Cathy said: “The report raises several important concerns about the current state of the service. The increase in fatalities is worrying, and the report has identified some possible causes that should be addressed to improve the effectiveness of the service and the safety of firefighters. These include concerns about levels of training; weaknesses and failures in emergency planning set by local risk management plans; and a failure to ensure that lessons learned are taken into account across the UK service. There is also no consistent definition of what constitutes a ‘reportable’ death.”
The FBU report highlights that
- Deaths on duty of firefighters for the five years 2003-2007 have risen sharply compared with the previous five years (1998-2002).
- Eight firefighters died on duty in 2007 – the worst year for firefighter deaths since 1985.
- The trend in deaths of firefighters at incidents declined through the 1970s, 80s and 90s. But it has risen sharply since 2003.
- Thirteen firefighters were killed at incidents between 2003 and 2007. However, for almost seven years prior to that period there were no firefighter deaths at incidents.

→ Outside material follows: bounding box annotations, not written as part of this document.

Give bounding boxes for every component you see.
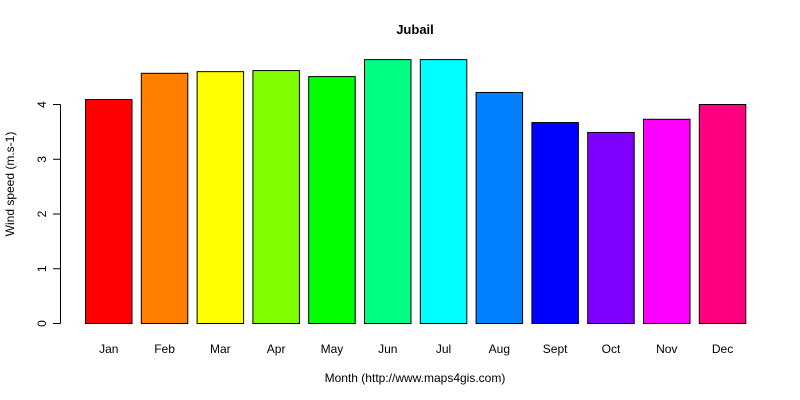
x-tick-label: Sept [543,342,568,356]
x-tick-label: Feb [154,342,175,356]
x-tick-label: Jun [378,342,397,356]
bar-sept [531,122,579,324]
bar-jul [419,59,468,324]
y-tick-label: 4 [35,101,49,108]
x-tick-label: Apr [267,342,286,356]
bar-dec [698,104,747,324]
bar-oct [587,131,635,324]
x-tick-label: Aug [489,342,510,356]
x-tick-label: Jul [436,342,451,356]
y-tick-label: 2 [35,210,49,217]
x-tick-label: Oct [602,342,621,356]
y-tick-label: 1 [35,265,49,272]
x-tick-label: May [321,342,344,356]
y-tick-label: 3 [35,156,49,163]
y-tick-label: 0 [35,320,49,327]
bar-nov [643,118,691,324]
bar-jan [85,99,133,325]
x-tick-label: Dec [712,342,733,356]
bar-aug [475,91,524,324]
bar-may [308,76,356,324]
chart-title: Jubail [396,22,434,37]
bar-jun [364,59,412,324]
bar-mar [196,71,245,325]
bar-feb [140,72,189,325]
x-axis-label: Month (http://www.maps4gis.com) [324,371,506,385]
x-tick-label: Mar [210,342,231,356]
x-tick-label: Jan [99,342,118,356]
x-tick-label: Nov [656,342,677,356]
bar-apr [252,70,300,325]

- Official records are not kept systematically, resulting in official figures being lower than the actual figures.
The report recommends
- Working with the other countries in the UK to agree on what records should be kept;
- Establishing a UK-wide system for recording firefighter fatalities and serious injuries;
- The establishment of a standard-setting body that will issue safety critical guidance and procedural advice and a guarantee by the Scottish Government to provide sufficient resources for this body; and
- Working closely with the UK Department for Communities and Local Government, and the Welsh and Northern Ireland assemblies on these issues, to spread best practice and ensure safety, resilience and interoperability across the UK.